Riley played college football at the University of Michigan from 2003 to 2006 after redshirting in 2002. In 2004, he started the majority of the year as a left guard. In 2005–2006 he started at right tackle due to many injuries at the position forcing coaches to move Riley. Riley's body type was projecting him as an early round draft pick at guard but the Wolverines needed him to shore up the edge as a tackle his last two years at Michigan.

==Professional career==

Pre-draft measurables
| Height | Weight | 40-yard dash | 10-yard split | 20-yard split | 20-yard shuttle | Three-cone drill | Vertical jump | Broad jump | Bench press |
| 6 ft 3+3⁄8 in (1.91 m) | 305 lb (138 kg) | 5.15 s | 1.71 s | 2.96 s | 4.97 s | 7.99 s | 26.0 in (0.66 m) | 9 ft 10 in (3.00 m) | 36 reps |
All values from Pro Day

===Carolina Panthers (first stint)===
Riley signed with the Carolina Panthers after being passed over in the 2007 NFL draft. He was cut on September 1, 2007, but was signed to the team's practice squad. He was re-signed during the 2008 off-season, but was waived on July 23.

===Miami Dolphins===
On July 26, 2008, Riley was signed by the Miami Dolphins after the team waived offensive tackle Julius Wilson. The move reunited him with Dolphins rookies offensive line mate Jake Long and quarterback Chad Henne. Riley was waived on August 3.
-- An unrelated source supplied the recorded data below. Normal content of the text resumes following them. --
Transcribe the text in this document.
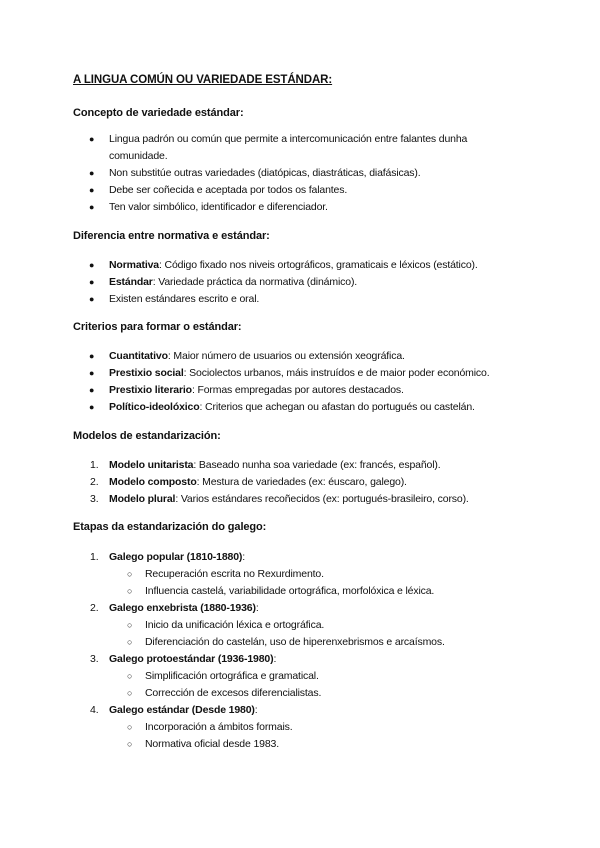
A LINGUA COMÚN OU VARIEDADE ESTÁNDAR:
Concepto de variedade estándar:
● Lingua padrón ou común que permite a intercomunicación entre falantes dunha
comunidade.
● Non substitúe outras variedades (diatópicas, diastráticas, diafásicas).
● Debe ser coñecida e aceptada por todos os falantes.
● Ten valor simbólico, identificador e diferenciador.
Diferencia entre normativa e estándar:
● Normativa: Código fixado nos niveis ortográficos, gramaticais e léxicos (estático).
● Estándar: Variedade práctica da normativa (dinámico).
● Existen estándares escrito e oral.
Criterios para formar o estándar:
● Cuantitativo: Maior número de usuarios ou extensión xeográfica.
● Prestixio social: Sociolectos urbanos, máis instruídos e de maior poder económico.
● Prestixio literario: Formas empregadas por autores destacados.
● Político-ideolóxico: Criterios que achegan ou afastan do portugués ou castelán.
Modelos de estandarización:
1. Modelo unitarista: Baseado nunha soa variedade (ex: francés, español).
2. Modelo composto: Mestura de variedades (ex: éuscaro, galego).
3. Modelo plural: Varios estándares recoñecidos (ex: portugués-brasileiro, corso).
Etapas da estandarización do galego:
1. Galego popular (1810-1880):
○ Recuperación escrita no Rexurdimento.
○ Influencia castelá, variabilidade ortográfica, morfolóxica e léxica.
2. Galego enxebrista (1880-1936):
○ Inicio da unificación léxica e ortográfica.
○ Diferenciación do castelán, uso de hiperenxebrismos e arcaísmos.
3. Galego protoestándar (1936-1980):
○ Simplificación ortográfica e gramatical.
○ Corrección de excesos diferencialistas.
4. Galego estándar (Desde 1980):
○ Incorporación a ámbitos formais.
○ Normativa oficial desde 1983.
===Carolina Panthers (second stint)===
Riley was re-signed by the Panthers on August 7, 2008, after the team waived offensive tackle Charles Spencer, the same player the Panthers acquired when they waived Riley two weeks earlier. He was waived during final preseason cuts on August 30.

===Washington Redskins===
Riley was signed to the Washington Redskins on December 9, 2008.

===New York Giants===
Riley was signed to the New York Giants' on December 31, 2009. On January 5, 2010, Riley was signed to a reserved/future contract. He was waived on August 7.

===Hartford Colonials===
Riley was signed by the Hartford Colonials of the United Football League on September 16, 2010. He reported to the team and was the starting left tackle in the season opener with the Colonials. Four games into the season Riley dislocated his knee.